Yes, it was Robin, all right; but Robin subtly changed. His features were—was it older? They were the features of a young man; but there was a set of purpose about the profile that was unfamiliar to her. Two slightly out-of-focus faces in the background, watching him with something approaching raptness, added to the completely authoritative, unselfconscious pose of the speaker. And Peg knew that from that picture alone, something within her would never again let her speak of Robin as “that child.” It was a jarring realization, for “Robin” and “Childishness” were all but inseparable associations in her mind.
She became conscious of Voisier’s long white hand hovering in front of her. She looked up and clutched the picture. “You want it back?”
“I’d… oh, I have the negative. Go ahead.” The quizzical smile appeared again.

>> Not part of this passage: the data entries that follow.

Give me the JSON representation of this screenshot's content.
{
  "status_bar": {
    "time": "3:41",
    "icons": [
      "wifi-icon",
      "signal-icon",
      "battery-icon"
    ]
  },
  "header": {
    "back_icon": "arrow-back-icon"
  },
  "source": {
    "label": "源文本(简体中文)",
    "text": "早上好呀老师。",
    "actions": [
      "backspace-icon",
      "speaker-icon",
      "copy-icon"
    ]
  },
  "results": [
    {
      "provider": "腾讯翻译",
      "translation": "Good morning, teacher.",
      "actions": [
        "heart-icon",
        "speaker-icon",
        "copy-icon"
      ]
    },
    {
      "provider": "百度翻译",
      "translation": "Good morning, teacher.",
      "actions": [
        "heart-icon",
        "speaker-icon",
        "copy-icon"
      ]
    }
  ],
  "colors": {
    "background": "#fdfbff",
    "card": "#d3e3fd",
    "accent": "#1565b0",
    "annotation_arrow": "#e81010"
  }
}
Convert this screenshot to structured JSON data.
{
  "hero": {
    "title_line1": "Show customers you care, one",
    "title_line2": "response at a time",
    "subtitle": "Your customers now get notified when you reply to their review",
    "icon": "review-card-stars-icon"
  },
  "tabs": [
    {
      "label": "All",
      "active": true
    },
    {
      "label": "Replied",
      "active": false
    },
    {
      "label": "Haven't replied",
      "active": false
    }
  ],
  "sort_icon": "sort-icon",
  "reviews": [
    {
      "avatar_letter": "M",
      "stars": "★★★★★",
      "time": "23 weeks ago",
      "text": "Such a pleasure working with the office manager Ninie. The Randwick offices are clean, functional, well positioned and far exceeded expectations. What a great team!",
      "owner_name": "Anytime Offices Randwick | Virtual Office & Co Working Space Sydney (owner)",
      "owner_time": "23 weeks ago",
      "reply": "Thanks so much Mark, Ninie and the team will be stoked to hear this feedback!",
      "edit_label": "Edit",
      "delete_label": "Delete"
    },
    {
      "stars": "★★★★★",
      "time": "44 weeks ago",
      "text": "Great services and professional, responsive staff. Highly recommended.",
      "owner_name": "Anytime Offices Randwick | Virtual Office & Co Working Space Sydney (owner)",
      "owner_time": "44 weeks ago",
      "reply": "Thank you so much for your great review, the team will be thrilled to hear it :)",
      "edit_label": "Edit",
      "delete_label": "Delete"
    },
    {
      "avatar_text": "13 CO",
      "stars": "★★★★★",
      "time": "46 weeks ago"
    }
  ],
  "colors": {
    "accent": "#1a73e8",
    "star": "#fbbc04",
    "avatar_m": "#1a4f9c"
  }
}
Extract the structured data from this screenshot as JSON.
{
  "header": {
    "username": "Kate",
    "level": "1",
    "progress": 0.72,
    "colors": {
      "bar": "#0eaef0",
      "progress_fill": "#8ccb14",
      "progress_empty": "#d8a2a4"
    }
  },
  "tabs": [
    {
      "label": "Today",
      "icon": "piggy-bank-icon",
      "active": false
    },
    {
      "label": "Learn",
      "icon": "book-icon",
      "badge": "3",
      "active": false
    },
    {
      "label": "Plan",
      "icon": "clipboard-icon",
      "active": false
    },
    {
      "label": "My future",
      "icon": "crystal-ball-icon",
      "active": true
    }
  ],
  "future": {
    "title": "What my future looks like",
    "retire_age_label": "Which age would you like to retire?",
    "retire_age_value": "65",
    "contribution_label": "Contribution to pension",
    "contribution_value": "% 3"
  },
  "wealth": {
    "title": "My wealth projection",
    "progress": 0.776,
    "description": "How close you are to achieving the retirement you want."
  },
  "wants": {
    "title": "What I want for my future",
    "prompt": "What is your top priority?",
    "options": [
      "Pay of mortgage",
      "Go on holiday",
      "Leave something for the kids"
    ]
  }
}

Peg slipped the picture into her pocketbook, closed it tightly, and only when she felt Voisier’s amused eyes on her hands did she relax her grip on the clasp. She said, “How do you think I can help you locate him?”
Voisier put the tips of his fingers together and eyed her over them. “In that book of yours,” he said, indicating the thick binder of prognosis carbons, “you probably have information which would help us to predict at least what sort of surroundings Robin English would find for himself. I know what businesses he’s in, and pretty much how he’s conducting them. Certainly we could draw some pretty shrewd conclusions.” He paused, and looked thoughtfully at the second joints of his fingers, one after the other. “All I have to do is see him once. Just once,” he said as if to himself. When I do, I can find out where he is living, what he is doing every hour, where he is liable to str… ah… jump next.”
“You almost said ‘where he will strike next,’ “ Peg said.
“Did I? I didn’t know. That’s ridiculous, of course.”